Light makes might?

Last time we checked in on Thomas Mallouk’s work applying biomimicry to generate hydrogen, he was reporting about 0.3 percent efficiency. According to his projections, the proof-of-concept device for producing hydrogen using the same trick applied in plants for photosynthesis could eventually reach efficiencies of 10-15%, beating nature’s average of 1 to 3 percent. Mallouk is back at the annual meeting of the American Association for the Advancement of Science (AAAS). So what’s the news on one promising option for generating large quantities of clean fuel for combustion engines or fuel cells?

The Hardest Way to Make Fuel
Calling his process “the hardest way to make fuel,” Thomas Mallouk, Evan Pugh professor of materials chemistry and physics at Penn State, uses organic dyes to catch photons. In photosynthesis, light hits a color complex in the plant, where the energy from the light frees an electron. Both processes work a bit like those devices with five steel balls, where the leading ball is dropped, striking the other four balls. Instead of sending all four balls flying, three balls remain motionless, while the fifth ball flies off with all (OK, almost all) of the energy of the initial ball.

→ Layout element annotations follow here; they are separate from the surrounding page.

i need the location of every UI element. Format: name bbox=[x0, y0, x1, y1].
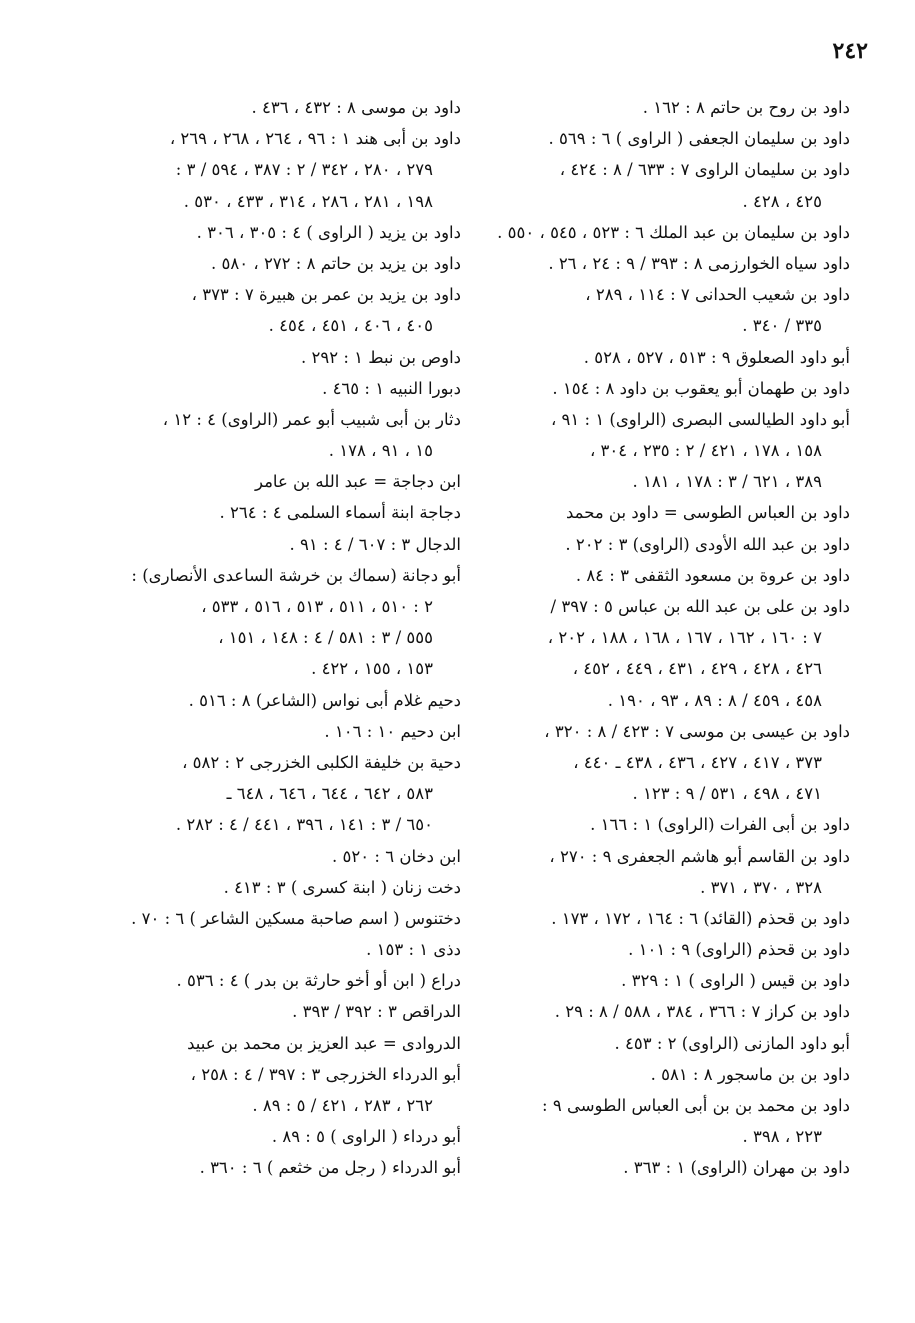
index-entry: دحية بن خليفة الكلبى الخزرجى ٢ : ٥٨٢ ، bbox=[182, 752, 461, 772]
index-entry: داود بن عيسى بن موسى ٧ : ٤٢٣ / ٨ : ٣٢٠ ، bbox=[544, 721, 850, 741]
index-entry: داوص بن نبط ١ : ٢٩٢ . bbox=[301, 347, 461, 367]
index-entry: داود بن بن ماسجور ٨ : ٥٨١ . bbox=[650, 1064, 850, 1084]
index-entry-continuation: ٢ : ٥١٠ ، ٥١١ ، ٥١٣ ، ٥١٦ ، ٥٣٣ ، bbox=[201, 597, 433, 616]
index-entry-continuation: ١٩٨ ، ٢٨١ ، ٢٨٦ ، ٣١٤ ، ٤٣٣ ، ٥٣٠ . bbox=[183, 191, 433, 211]
index-entry-continuation: ٣٧٣ ، ٤١٧ ، ٤٢٧ ، ٤٣٦ ، ٤٣٨ ـ ٤٤٠ ، bbox=[573, 752, 822, 772]
index-entry: الدروادى = عبد العزيز بن محمد بن عبيد bbox=[187, 1033, 461, 1053]
index-entry: داود بن محمد بن بن أبى العباس الطوسى ٩ : bbox=[542, 1096, 850, 1115]
index-entry: ابن دخان ٦ : ٥٢٠ . bbox=[332, 846, 461, 866]
index-entry-continuation: ٢٢٣ ، ٣٩٨ . bbox=[742, 1127, 822, 1147]
index-entry: داود سياه الخوارزمى ٨ : ٣٩٣ / ٩ : ٢٤ ، ٢٦ . bbox=[548, 253, 850, 273]
index-entry: داود بن روح بن حاتم ٨ : ١٦٢ . bbox=[642, 98, 850, 117]
index-entry: ابن دجاجة = عبد الله بن عامر bbox=[254, 472, 461, 492]
index-entry-continuation: ٤٢٦ ، ٤٢٨ ، ٤٢٩ ، ٤٣١ ، ٤٤٩ ، ٤٥٢ ، bbox=[572, 659, 822, 679]
index-entry: دختنوس ( اسم صاحبة مسكين الشاعر ) ٦ : ٧٠ . bbox=[131, 908, 461, 928]
index-entry-continuation: ٣٣٥ / ٣٤٠ . bbox=[742, 316, 822, 336]
index-entry: دحيم غلام أبى نواس (الشاعر) ٨ : ٥١٦ . bbox=[188, 690, 461, 710]
index-entry: داود بن يزيد بن عمر بن هبيرة ٧ : ٣٧٣ ، bbox=[191, 285, 461, 305]
index-entry: داود بن طهمان أبو يعقوب بن داود ٨ : ١٥٤ . bbox=[552, 378, 850, 398]
index-entry: داود بن عروة بن مسعود الثقفى ٣ : ٨٤ . bbox=[575, 565, 850, 585]
index-entry: داود بن سليمان الجعفى ( الراوى ) ٦ : ٥٦٩ . bbox=[548, 129, 850, 149]
index-entry: داود بن موسى ٨ : ٤٣٢ ، ٤٣٦ . bbox=[251, 98, 461, 117]
index-entry: أبو الدرداء الخزرجى ٣ : ٣٩٧ / ٤ : ٢٥٨ ، bbox=[190, 1064, 461, 1084]
index-entry: داود بن سليمان بن عبد الملك ٦ : ٥٢٣ ، ٥٤٥ ، ٥٥٠ . bbox=[497, 222, 850, 242]
index-entry: أبو داود الصعلوق ٩ : ٥١٣ ، ٥٢٧ ، ٥٢٨ . bbox=[583, 347, 850, 367]
index-entry-continuation: ٧ : ١٦٠ ، ١٦٢ ، ١٦٧ ، ١٦٨ ، ١٨٨ ، ٢٠٢ ، bbox=[547, 628, 822, 648]
left-column bbox=[96, 92, 461, 1184]
index-entry: دراع ( ابن أو أخو حارثة بن بدر ) ٤ : ٥٣٦ . bbox=[176, 971, 461, 991]
index-entry-continuation: ٢٦٢ ، ٢٨٣ ، ٤٢١ / ٥ : ٨٩ . bbox=[252, 1096, 433, 1115]
index-entry-continuation: ١٥ ، ٩١ ، ١٧٨ . bbox=[328, 441, 433, 461]
index-entry: داود بن العباس الطوسى = داود بن محمد bbox=[566, 503, 850, 523]
index-entry: داود بن قحذم (القائد) ٦ : ١٦٤ ، ١٧٢ ، ١٧٣ . bbox=[551, 908, 850, 928]
index-entry: داود بن مهران (الراوى) ١ : ٣٦٣ . bbox=[623, 1158, 850, 1178]
index-entry: داود بن قحذم (الراوى) ٩ : ١٠١ . bbox=[628, 940, 850, 960]
index-entry: أبو داود المازنى (الراوى) ٢ : ٤٥٣ . bbox=[614, 1033, 850, 1053]
index-entry: ابن دحيم ١٠ : ١٠٦ . bbox=[324, 721, 461, 741]
index-entry: داود بن يزيد بن حاتم ٨ : ٢٧٢ ، ٥٨٠ . bbox=[211, 253, 461, 273]
index-entry: الدراقص ٣ : ٣٩٢ / ٣٩٣ . bbox=[292, 1002, 461, 1022]
index-entry: أبو داود الطيالسى البصرى (الراوى) ١ : ٩١ ، bbox=[550, 409, 850, 429]
index-entry: داود بن يزيد ( الراوى ) ٤ : ٣٠٥ ، ٣٠٦ . bbox=[196, 222, 461, 242]
index-entry: داود بن أبى الفرات (الراوى) ١ : ١٦٦ . bbox=[590, 815, 850, 835]
index-entry-continuation: ٤٥٨ ، ٤٥٩ / ٨ : ٨٩ ، ٩٣ ، ١٩٠ . bbox=[607, 690, 822, 710]
index-entry-continuation: ٥٨٣ ، ٦٤٢ ، ٦٤٤ ، ٦٤٦ ، ٦٤٨ ـ bbox=[226, 784, 433, 804]
index-entry: أبو الدرداء ( رجل من خثعم ) ٦ : ٣٦٠ . bbox=[199, 1158, 461, 1178]
index-entry: الدجال ٣ : ٦٠٧ / ٤ : ٩١ . bbox=[289, 534, 461, 554]
index-entry: دذى ١ : ١٥٣ . bbox=[366, 940, 461, 960]
index-entry-continuation: ٦٥٠ / ٣ : ١٤١ ، ٣٩٦ ، ٤٤١ / ٤ : ٢٨٢ . bbox=[175, 815, 433, 835]
index-entry: دجاجة ابنة أسماء السلمى ٤ : ٢٦٤ . bbox=[219, 503, 461, 523]
page-number: ٢٤٢ bbox=[832, 38, 868, 64]
index-entry: دخت زنان ( ابنة كسرى ) ٣ : ٤١٣ . bbox=[223, 877, 461, 897]
index-entry: داود بن على بن عبد الله بن عباس ٥ : ٣٩٧ / bbox=[550, 597, 850, 616]
index-entry-continuation: ١٥٣ ، ١٥٥ ، ٤٢٢ . bbox=[311, 659, 433, 679]
index-entry: داود بن قيس ( الراوى ) ١ : ٣٢٩ . bbox=[621, 971, 850, 991]
index-entry: أبو دجانة (سماك بن خرشة الساعدى الأنصارى) : bbox=[131, 565, 461, 585]
index-entry-continuation: ٥٥٥ / ٣ : ٥٨١ / ٤ : ١٤٨ ، ١٥١ ، bbox=[218, 628, 433, 648]
index-entry: داود بن شعيب الحدانى ٧ : ١١٤ ، ٢٨٩ ، bbox=[585, 285, 850, 305]
index-entry-continuation: ٤٧١ ، ٤٩٨ ، ٥٣١ / ٩ : ١٢٣ . bbox=[632, 784, 822, 804]
index-entry: داود بن عبد الله الأودى (الراوى) ٣ : ٢٠٢ . bbox=[565, 534, 850, 554]
index-entry: داود بن سليمان الراوى ٧ : ٦٣٣ / ٨ : ٤٢٤ ، bbox=[559, 160, 850, 180]
index-entry-continuation: ٤٠٥ ، ٤٠٦ ، ٤٥١ ، ٤٥٤ . bbox=[268, 316, 433, 336]
index-entry-continuation: ٤٢٥ ، ٤٢٨ . bbox=[742, 191, 822, 211]
index-entry: أبو درداء ( الراوى ) ٥ : ٨٩ . bbox=[271, 1127, 461, 1147]
index-entry: داود بن القاسم أبو هاشم الجعفرى ٩ : ٢٧٠ ، bbox=[549, 846, 850, 866]
index-entry-continuation: ١٥٨ ، ١٧٨ ، ٤٢١ / ٢ : ٢٣٥ ، ٣٠٤ ، bbox=[589, 441, 822, 461]
index-entry: داود بن أبى هند ١ : ٩٦ ، ٢٦٤ ، ٢٦٨ ، ٢٦٩ ، bbox=[169, 129, 461, 149]
index-entry: دثار بن أبى شبيب أبو عمر (الراوى) ٤ : ١٢ ، bbox=[162, 409, 461, 429]
index-entry-continuation: ٣٢٨ ، ٣٧٠ ، ٣٧١ . bbox=[700, 877, 822, 897]
index-entry: داود بن كراز ٧ : ٣٦٦ ، ٣٨٤ ، ٥٨٨ / ٨ : ٢٩ . bbox=[554, 1002, 850, 1022]
index-entry: دبورا النبيه ١ : ٤٦٥ . bbox=[322, 378, 461, 398]
index-entry-continuation: ٣٨٩ ، ٦٢١ / ٣ : ١٧٨ ، ١٨١ . bbox=[632, 472, 822, 492]
index-entry-continuation: ٢٧٩ ، ٢٨٠ ، ٣٤٢ / ٢ : ٣٨٧ ، ٥٩٤ / ٣ : bbox=[175, 160, 433, 180]
right-column bbox=[478, 92, 850, 1184]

A photon, effectively a particle of light, hits the organic dye molecule (which we perceive as colored precisely because it reacts with light in interesting ways) and an electron flies off. If that electron can be made to strike a water molecule just right, the water will break into two parts: hydrogen and oxygen. Mallouk’s system uses an iridium oxide catalyst to help the electron do its work.

The Most Expensive Way to Make Fuel
Electrodes in the system, which help to carry the electrons to where they can break the water, must be made of extremely stable components like titanium and platinum because the reactions take place in a very aggressive environment. Oxygen atoms freed from the water are powerful “oxidizing agents.” Think of fire burning or your car rusting, but much faster. Currently, even using such high-quality components, the lifespan of Mallouk’s system is measured in hours. In nature, the proteins and complexes exposed to oxygen also suffer, but nature constantly renews these parts of its machine to maintain efficiency. So until better substitutes are found, Mallouk’s process is not only the hardest, but one of the most expensive.

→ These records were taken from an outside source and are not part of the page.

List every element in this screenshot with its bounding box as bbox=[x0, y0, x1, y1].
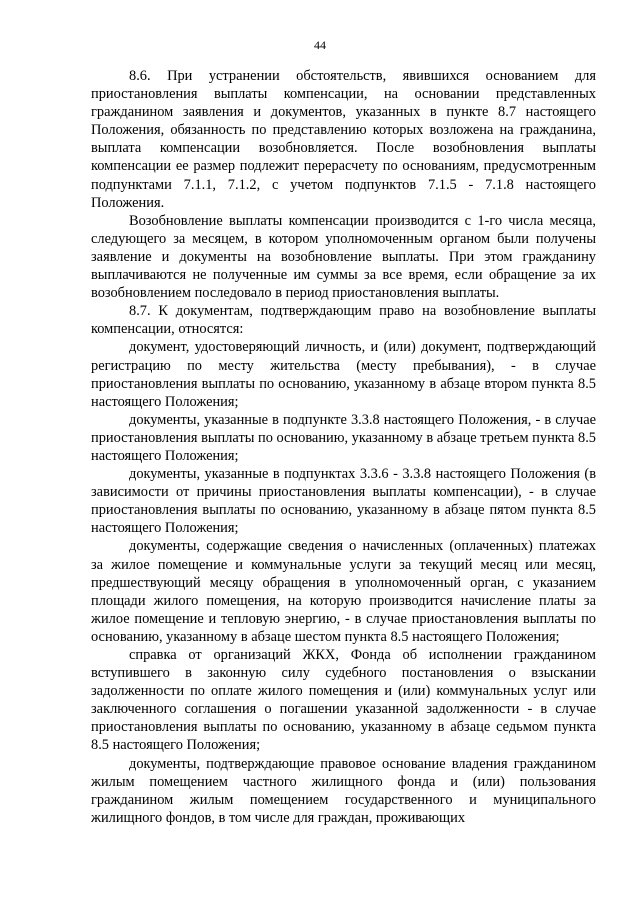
list-item-identity-document: документ, удостоверяющий личность, и (или) документ, подтверждающий регистрацию по месту жительства (месту пребывания), - в случае приостановления выплаты по основанию, указанному в абзаце втором пункта 8.5 настоящего Положения; bbox=[91, 339, 596, 410]
paragraph-8-7: 8.7. К документам, подтверждающим право на возобновление выплаты компенсации, относятся: bbox=[91, 303, 596, 338]
list-item-documents-3-3-8: документы, указанные в подпункте 3.3.8 настоящего Положения, - в случае приостановления выплаты по основанию, указанному в абзаце третьем пункта 8.5 настоящего Положения; bbox=[91, 411, 597, 464]
list-item-utility-certificate: справка от организаций ЖКХ, Фонда об исполнении гражданином вступившего в законную силу судебного постановления о взыскании задолженности по оплате жилого помещения и (или) коммунальных услуг или заключенного соглашения о погашении указанной задолженности - в случае приостановления выплаты по основанию, указанному в абзаце седьмом пункта 8.5 настоящего Положения; bbox=[91, 647, 596, 754]
list-item-documents-3-3-6: документы, указанные в подпунктах 3.3.6 - 3.3.8 настоящего Положения (в зависимости от причины приостановления выплаты компенсации), - в случае приостановления выплаты по основанию, указанному в абзаце пятом пункта 8.5 настоящего Положения; bbox=[91, 466, 596, 537]
list-item-ownership-documents: документы, подтверждающие правовое основание владения гражданином жилым помещением частного жилищного фонда и (или) пользования гражданином жилым помещением государственного и муниципального жилищного фондов, в том числе для граждан, проживающих bbox=[91, 755, 596, 826]
paragraph-8-6: 8.6. При устранении обстоятельств, явившихся основанием для приостановления выплаты компенсации, на основании представленных гражданином заявления и документов, указанных в пункте 8.7 настоящего Положения, обязанность по представлению которых возложена на гражданина, выплата компенсации возобновляется. После возобновления выплаты компенсации ее размер подлежит перерасчету по основаниям, предусмотренным подпунктами 7.1.1, 7.1.2, с учетом подпунктов 7.1.5 - 7.1.8 настоящего Положения. bbox=[91, 68, 596, 211]
paragraph-resumption-terms: Возобновление выплаты компенсации производится с 1-го числа месяца, следующего за месяцем, в котором уполномоченным органом были получены заявление и документы на возобновление выплаты. При этом гражданину выплачиваются не полученные им суммы за все время, если обращение за их возобновлением последовало в период приостановления выплаты. bbox=[91, 212, 596, 302]
page-number: 44 bbox=[314, 38, 326, 52]
document-body bbox=[91, 67, 596, 827]
list-item-payment-documents: документы, содержащие сведения о начисленных (оплаченных) платежах за жилое помещение и коммунальные услуги за текущий месяц или месяц, предшествующий месяцу обращения в уполномоченный орган, с указанием площади жилого помещения, на которую производится начисление платы за жилое помещение и тепловую энергию, - в случае приостановления выплаты по основанию, указанному в абзаце шестом пункта 8.5 настоящего Положения; bbox=[91, 538, 596, 645]
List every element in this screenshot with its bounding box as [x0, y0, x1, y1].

Work to find more reasonably priced substitutes is ongoing at the Massachusetts Institute of Technology, Princeton, and Yale, among others. Investigations are targeting cobalt and nickel and manganese catalysts.

The Most Efficient Way to Make Fuel?
In theory, a photosynthesic process is much more efficient than catching light and turning it into electricity, for example with solar cells, before using that electricity to give water the huge energy jolt needed to force the hydrogen to leave the comfort of the water molecule. Using fossil fuels to split the water is even worse, ending up with less energy in the form of hydrogen than existed in the fuel in its original form. Benefits would be achieved only when centralized pollution controls are used, and the advantage of distributed use of the clean hydrogen fuel could be realized.

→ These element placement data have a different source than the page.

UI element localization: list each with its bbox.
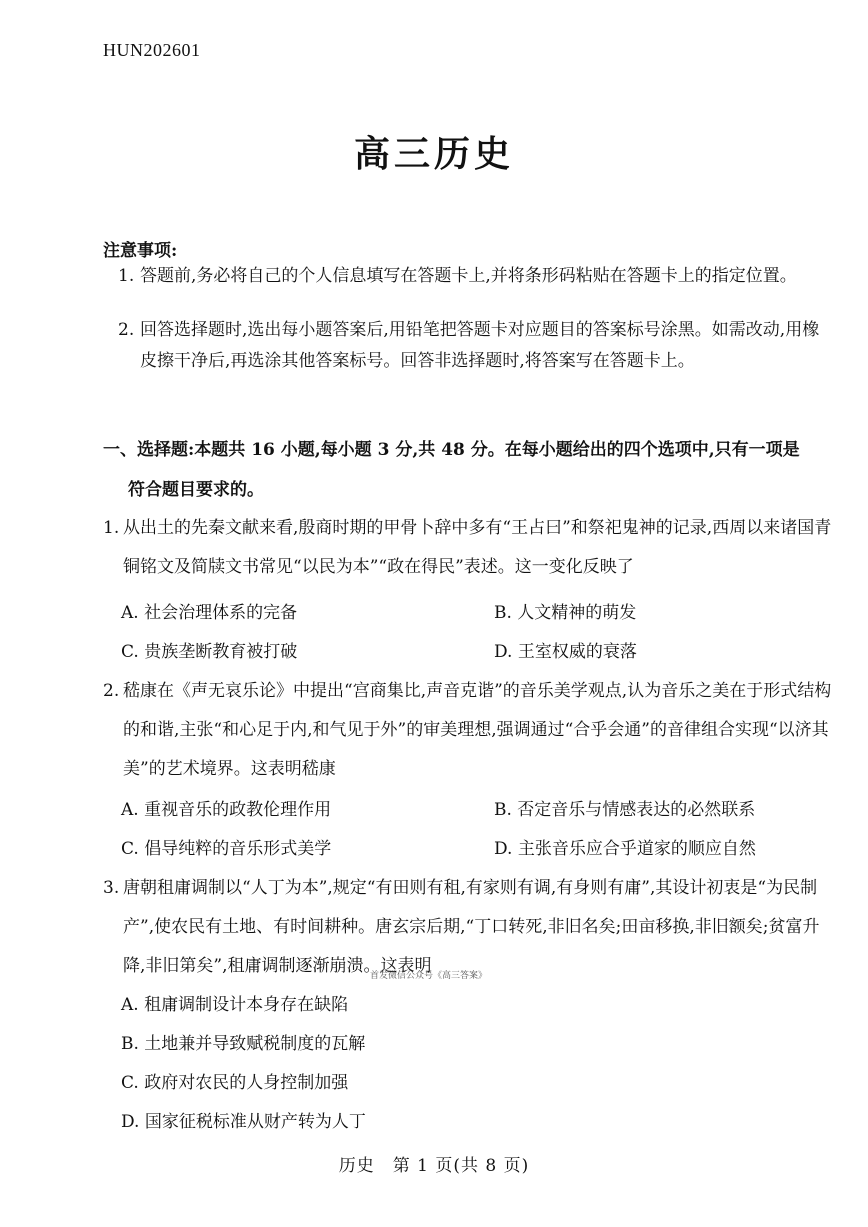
notice-item-text: 答题前,务必将自己的个人信息填写在答题卡上,并将条形码粘贴在答题卡上的指定位置。 (140, 266, 797, 286)
question-1 (103, 509, 833, 587)
option-c: C. 贵族垄断教育被打破 (121, 642, 298, 662)
section-heading-line: 一、选择题:本题共 16 小题,每小题 3 分,共 48 分。在每小题给出的四个选项中,只有一项是 (103, 440, 800, 460)
question-number: 3. (103, 878, 120, 898)
notice-item (118, 261, 830, 292)
option-b: B. 人文精神的萌发 (494, 603, 637, 623)
question-number: 1. (103, 518, 120, 538)
exam-code: HUN202601 (103, 40, 201, 60)
option-b: B. 土地兼并导致赋税制度的瓦解 (121, 1034, 366, 1054)
question-stem: 嵇康在《声无哀乐论》中提出“宫商集比,声音克谐”的音乐美学观点,认为音乐之美在于形式结构的和谐,主张“和心足于内,和气见于外”的审美理想,强调通过“合乎会通”的音律组合实现“以济其美”的艺术境界。这表明嵇康 (123, 681, 832, 779)
section-heading-line: 符合题目要求的。 (128, 480, 264, 500)
option-d: D. 国家征税标准从财产转为人丁 (121, 1112, 366, 1132)
notice-heading: 注意事项: (103, 241, 178, 261)
notice-item-number: 1. (118, 266, 135, 286)
notice-item-text: 回答选择题时,选出每小题答案后,用铅笔把答题卡对应题目的答案标号涂黑。如需改动,用橡皮擦干净后,再选涂其他答案标号。回答非选择题时,将答案写在答题卡上。 (140, 320, 820, 371)
page-title: 高三历史 (353, 133, 514, 175)
option-d: D. 主张音乐应合乎道家的顺应自然 (494, 839, 756, 859)
notice-item-number: 2. (118, 320, 135, 340)
option-b: B. 否定音乐与情感表达的必然联系 (494, 800, 756, 820)
page-footer: 历史 第 1 页(共 8 页) (338, 1156, 530, 1176)
option-c: C. 倡导纯粹的音乐形式美学 (121, 839, 332, 859)
watermark-text: 首发微信公众号《高三答案》 (370, 971, 488, 981)
option-a: A. 重视音乐的政教伦理作用 (121, 800, 332, 820)
question-2 (103, 672, 833, 789)
question-stem: 唐朝租庸调制以“人丁为本”,规定“有田则有租,有家则有调,有身则有庸”,其设计初衷是“为民制产”,使农民有土地、有时间耕种。唐玄宗后期,“丁口转死,非旧名矣;田亩移换,非旧额矣;贫富升降,非旧第矣”,租庸调制逐渐崩溃。这表明 (123, 878, 820, 976)
option-a: A. 租庸调制设计本身存在缺陷 (121, 995, 349, 1015)
option-d: D. 王室权威的衰落 (494, 642, 637, 662)
option-a: A. 社会治理体系的完备 (121, 603, 298, 623)
option-c: C. 政府对农民的人身控制加强 (121, 1073, 349, 1093)
section-heading (103, 430, 833, 510)
question-number: 2. (103, 681, 120, 701)
notice-item (118, 315, 830, 377)
question-stem: 从出土的先秦文献来看,殷商时期的甲骨卜辞中多有“王占曰”和祭祀鬼神的记录,西周以来诸国青铜铭文及简牍文书常见“以民为本”“政在得民”表述。这一变化反映了 (123, 518, 832, 577)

“Currently, we are getting only 2 to 3 percent yield of hydrogen,” Mallouk told attendees at the AAAS meeting, according to the Penn State press release. “For systems like this to be useful, we will need to get closer to 100 percent,” he added.

Options to improve the efficiency focus on understanding the details of each step in the process. One major loss of efficiency is due to the electrons recombining. Nature minimizes this loss by controlling the process speeds so that an electron is always in the right place at the right time to be used by oxygen-evolving complexes. After defining the kinetics (speeds of reactions), Mallouk can use computer modelling to test hypothesis about optimizing the process.

Other options to increase efficiency include using the full spectrum of light energy, instead of using only the blue light as is.